Centro de la ciudad.



Conduzco lo más rápido que puedo, las gotas de lluvia comienzan a caer de manera imprevista en el Bed Stuy, como si estuviesen sincronizadas con el torbellino que es mi vida.

Cuando llego a la iglesia, empuño la carta en mis manos, arrugándola sin el más mínimo cuidado.

Mi cabello gotea al igual que toda mi ropa al salir del auto. Mis manos tiemblan aun con el papel entre mis palmas al poner mis pies en frente de la gran entrada a la misa. Necesito sentirme vivo, sentir las gotas de agua resbalando en mi rostro.

El frío no se filtra en mis poros en cuanto cruzo el vacío salón antes de subir las escaleras a la oficina del padre Tomás. Sacudiendo mi cabello con el fin de que se seque un poco y no mojar el piso, giro el picaporte de la puerta, poniendo mis pasos empapados dentro, sin anunciarme o algo parecido.
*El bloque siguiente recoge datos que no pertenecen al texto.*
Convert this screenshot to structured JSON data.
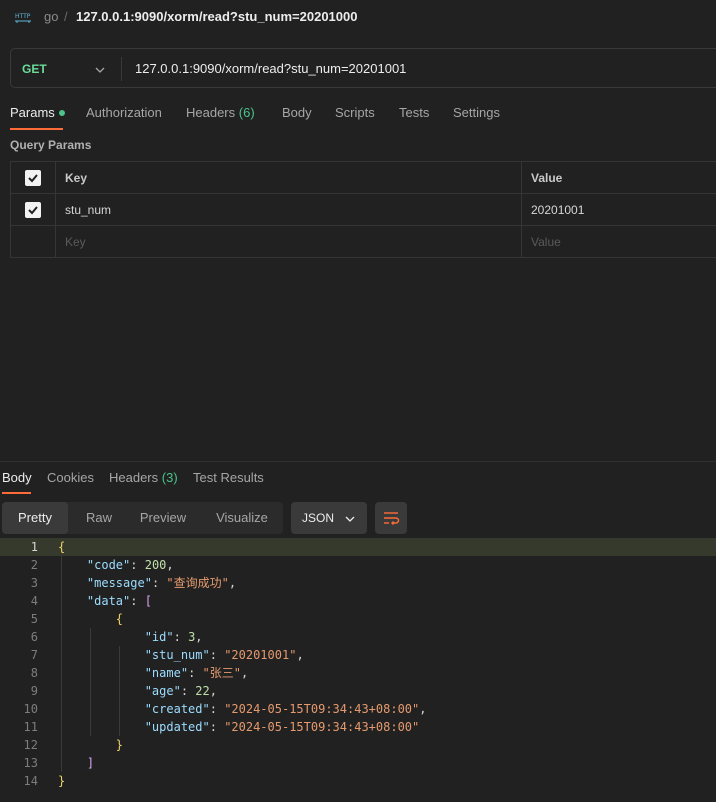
{
  "header": {
    "workspace": "go",
    "separator": "/",
    "request_title": "127.0.0.1:9090/xorm/read?stu_num=20201000"
  },
  "request": {
    "method": "GET",
    "url": "127.0.0.1:9090/xorm/read?stu_num=20201001"
  },
  "request_tabs": {
    "params": "Params",
    "authorization": "Authorization",
    "headers": "Headers",
    "headers_count": "(6)",
    "body": "Body",
    "scripts": "Scripts",
    "tests": "Tests",
    "settings": "Settings"
  },
  "query_params": {
    "title": "Query Params",
    "key_header": "Key",
    "value_header": "Value",
    "rows": [
      {
        "key": "stu_num",
        "value": "20201001",
        "checked": true
      }
    ],
    "key_placeholder": "Key",
    "value_placeholder": "Value"
  },
  "response_tabs": {
    "body": "Body",
    "cookies": "Cookies",
    "headers": "Headers",
    "headers_count": "(3)",
    "test_results": "Test Results"
  },
  "view_modes": {
    "pretty": "Pretty",
    "raw": "Raw",
    "preview": "Preview",
    "visualize": "Visualize"
  },
  "format": "JSON",
  "response_lines": [
    "{",
    "    \"code\": 200,",
    "    \"message\": \"查询成功\",",
    "    \"data\": [",
    "        {",
    "            \"id\": 3,",
    "            \"stu_num\": \"20201001\",",
    "            \"name\": \"张三\",",
    "            \"age\": 22,",
    "            \"created\": \"2024-05-15T09:34:43+08:00\",",
    "            \"updated\": \"2024-05-15T09:34:43+08:00\"",
    "        }",
    "    ]",
    "}"
  ],
  "colors": {
    "accent": "#ff6c37",
    "method_get": "#6bdd9a",
    "badge_green": "#4cc38a"
  }
}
El padre voltea hasta posar su mirada en mí, ayudándose de una muleta y con una pierna enyesada, gira su cuerpo totalmente. Su sotana roja, la cual limpiaba antes de mi llegada, es puesta sobre el viejo escritorio.

―¡¿Qué fue lo que pasó?! ―hace fuerza para moverse hasta quedar frente a mí, con sus ojos abiertos al contemplar mi aspecto desahuciado y mojado.

―Tenemos que hablar, sin interrupciones ―aviento la carta sobre el escritorio, la cual es tomada por las manos manchadas del viejo padre que se dispone a leerla, frunciendo el ceño cada que llega a una mancha de humedad en el papel causada por mis manos.

Literalmente, yo apesto a muerte en todos los sentidos.

Sus ojos se transforman en una incógnita gigante.

―Dios mío ―murmura al terminar de leer, apegando el papel a su pecho―. ¿Dónde está Casian ahora?

Esa pregunta basta para que mis reclamos, que deben ser hechos a terceras personas, revienten en la cara del religioso.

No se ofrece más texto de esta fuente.